As perspectivas podem tornar-se mais claras em breve, depois da próxima cimeira UE-Turquia (7-8 de Março), com as eleições regionais alemães (13 de Março) a serem encaradas como um teste às políticas de imigração de Merkel, bem como da Cimeira da UE sobre as migrações (18-19 de Março).

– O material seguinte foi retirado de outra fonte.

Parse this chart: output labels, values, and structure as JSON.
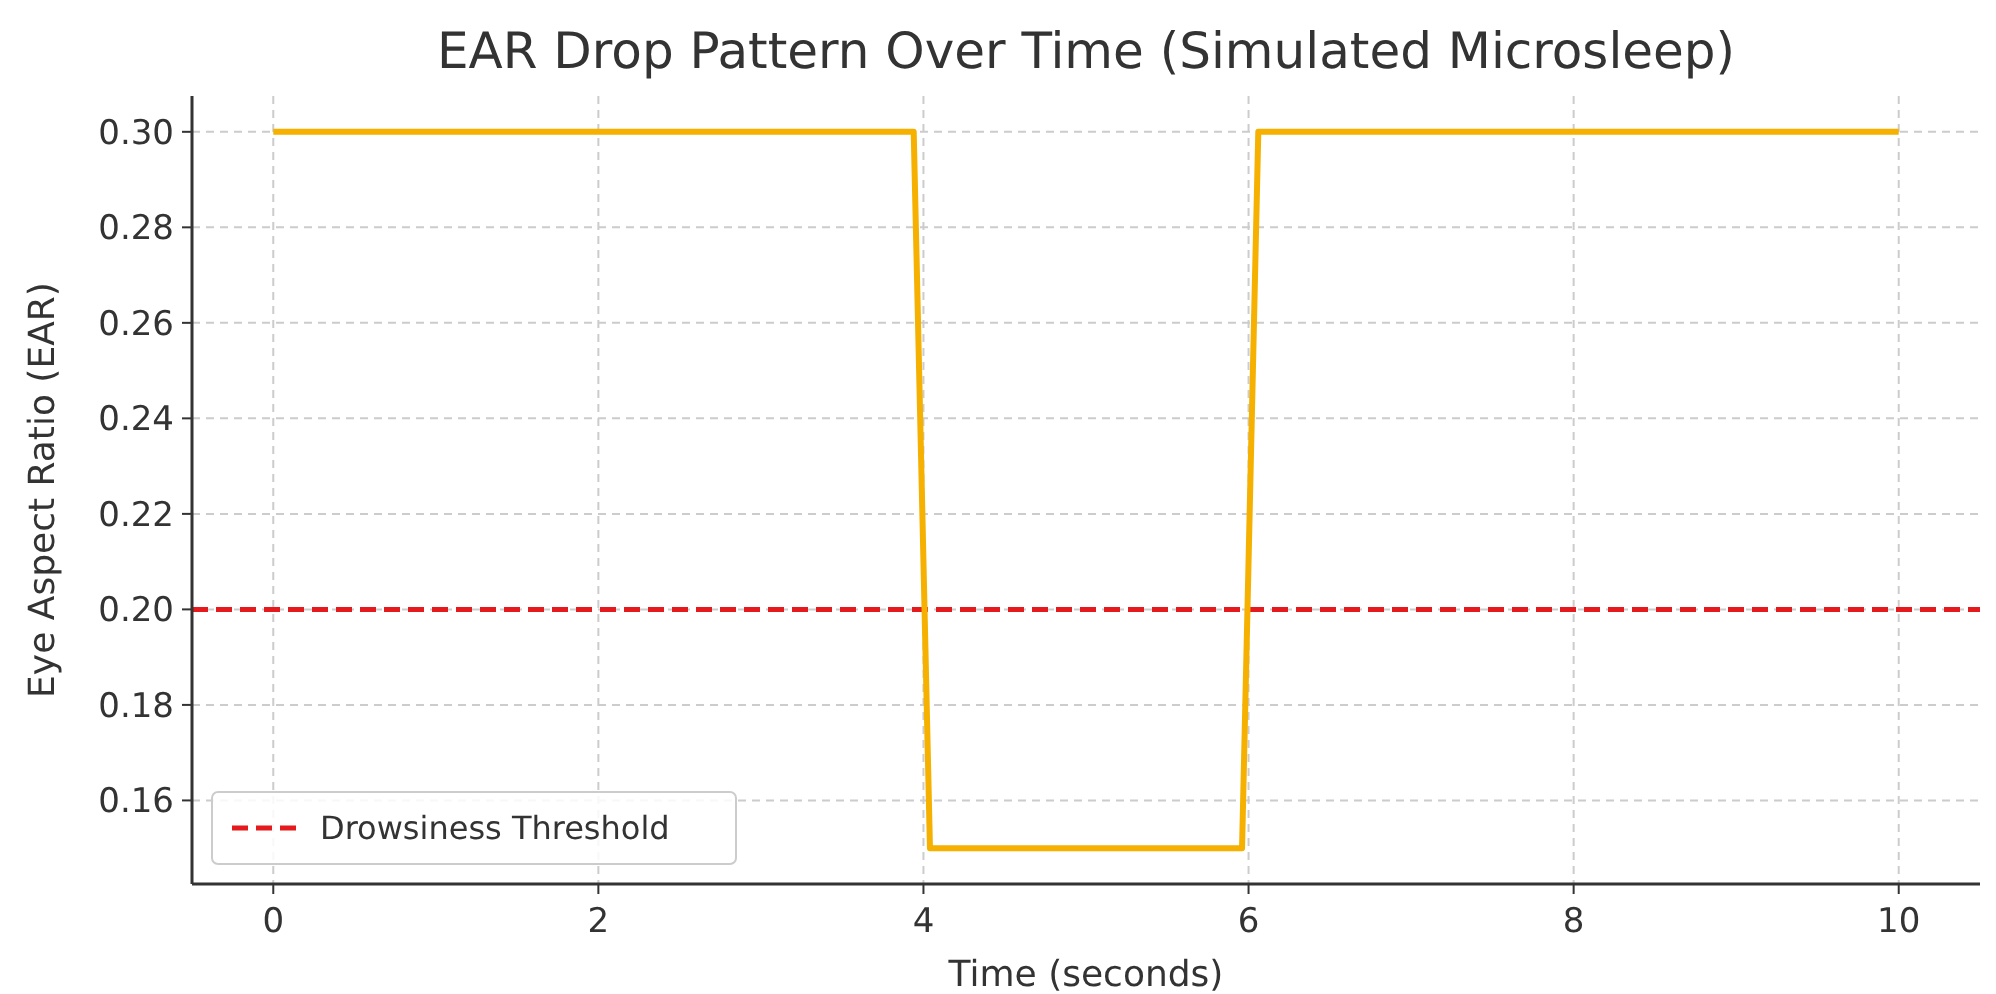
{
  "chart_data": {
    "type": "line",
    "title": "EAR Drop Pattern Over Time (Simulated Microsleep)",
    "xlabel": "Time (seconds)",
    "ylabel": "Eye Aspect Ratio (EAR)",
    "series": [
      {
        "color": "#f5b000",
        "x": [
          0,
          3.94,
          4.04,
          5.96,
          6.06,
          10
        ],
        "values": [
          0.3,
          0.3,
          0.15,
          0.15,
          0.3,
          0.3
        ]
      }
    ],
    "xlim": [
      -0.5,
      10.5
    ],
    "xticks": [
      0,
      2,
      4,
      6,
      8,
      10
    ],
    "ylim": [
      0.1425,
      0.3075
    ],
    "yticks": [
      {
        "value": 0.16,
        "label": "0.16"
      },
      {
        "value": 0.18,
        "label": "0.18"
      },
      {
        "value": 0.2,
        "label": "0.20"
      },
      {
        "value": 0.22,
        "label": "0.22"
      },
      {
        "value": 0.24,
        "label": "0.24"
      },
      {
        "value": 0.26,
        "label": "0.26"
      },
      {
        "value": 0.28,
        "label": "0.28"
      },
      {
        "value": 0.3,
        "label": "0.30"
      }
    ],
    "ref_lines": [
      {
        "axis": "y",
        "value": 0.2,
        "label": "Drowsiness Threshold",
        "color": "#e41a1c",
        "line_style": "dashed"
      }
    ],
    "grid": true,
    "legend": "bottom left",
    "marker": "none",
    "line_style": "solid"
  }
}
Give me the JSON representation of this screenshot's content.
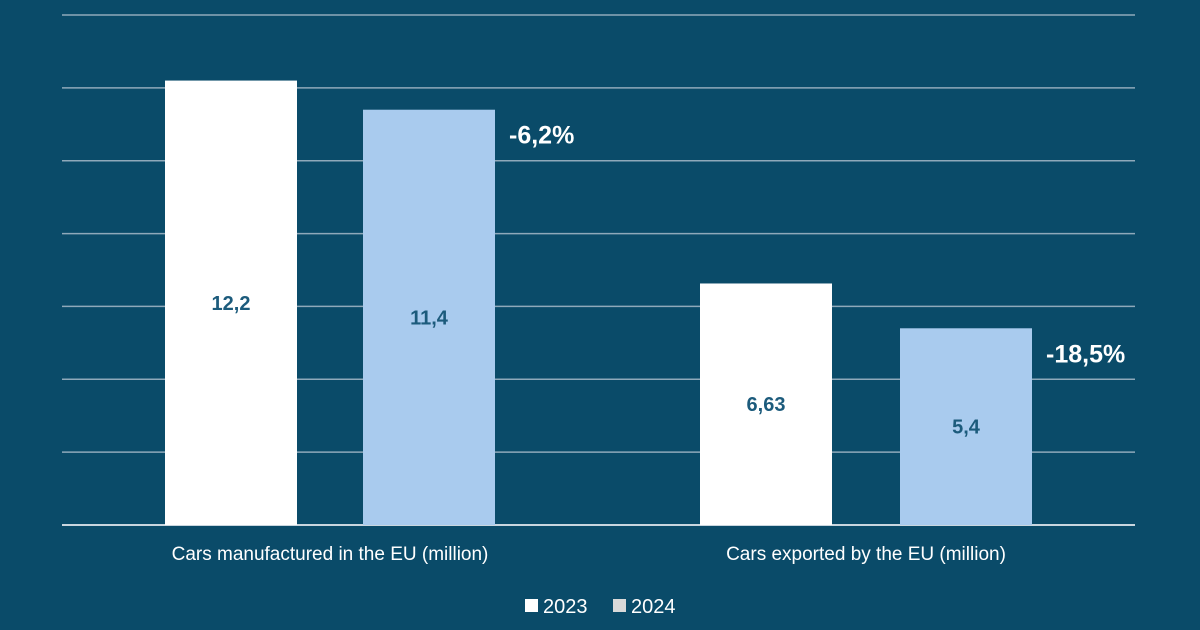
{
  "chart_data": {
    "type": "bar",
    "categories": [
      "Cars manufactured in the EU (million)",
      "Cars exported by the EU (million)"
    ],
    "series": [
      {
        "name": "2023",
        "values": [
          12.2,
          6.63
        ],
        "labels": [
          "12,2",
          "6,63"
        ],
        "color": "#ffffff"
      },
      {
        "name": "2024",
        "values": [
          11.4,
          5.4
        ],
        "labels": [
          "11,4",
          "5,4"
        ],
        "color": "#a9cbee"
      }
    ],
    "annotations": [
      "-6,2%",
      "-18,5%"
    ],
    "ylim": [
      0,
      14
    ],
    "ytick_step": 2,
    "grid": true,
    "legend": "bottom",
    "legend_swatch_colors": [
      "#ffffff",
      "#d9d9d9"
    ],
    "value_label_color": "#1c5b7c",
    "title": "",
    "xlabel": "",
    "ylabel": ""
  }
}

Parece haver, no entanto, um conflito constitucional entre as normas europeias e internacionais sobre Tratados, revelado pelo recente acordo obtido pelo Reino Unido com todos os outros Estados-Membros sobre as condições especiais negociados por Cameron para o Reino Unido. Diz-se que este acordo foi depositado na ONU e está, portanto, sujeito à jurisdição do Tribunal Internacional de Justiça, qui funciona com normas diferentes das do Tribunal de Justiça das Comunidades Europeias, o tribunal competente para aplicar os Tratados europeus. Downing Street alega que o acordo UE-Reino Unido é vinculativo e executório, mas não é claro se qualquer país a que o acordo não tenha agradado possa tentar contestá-lo no Tribunal Internacional de Justiça. Uma crise constitucional deste tipo é a última coisa que a Europa hoje precisa.
Adicional
A cimeira UE-Turquia, de 07-8 Março levou a um projecto de acordo pelo qual a Turquia recebe de volta os imigrantes provenientes da Grécia, a menos que tenham pedido asilo, enquanto a UE receberá um refugiado sírio por cada imigrante aceite de volta. Em troca, a Turquia receberia € 6 mil milhões de ajuda em vez dos € 3 mil milhões prometidos mas ainda não desembolsados, acelerar-se-ia o progresso de adesão da UE, com isenção de vistos para viajar no Espaço Schengen para 75 milhões de cidadãos turcos - caso esta proposta seja confirmada na cimeira da EU sobre migrações, de 17 a 18 de Março, e depois aprovada pelo Parlamento Europeu. A confirmação desses termos pode não ser um dado adquirido. Enquanto isso, a rota dos Balcãs para a Europa está, em teoria, fechada, 50.000 imigrantes estão bloqueados na Macedónia e na Grécia, receando-se um desvio de 140.000 imigrantes para Puglia (Itália) através do Mediterrâneo .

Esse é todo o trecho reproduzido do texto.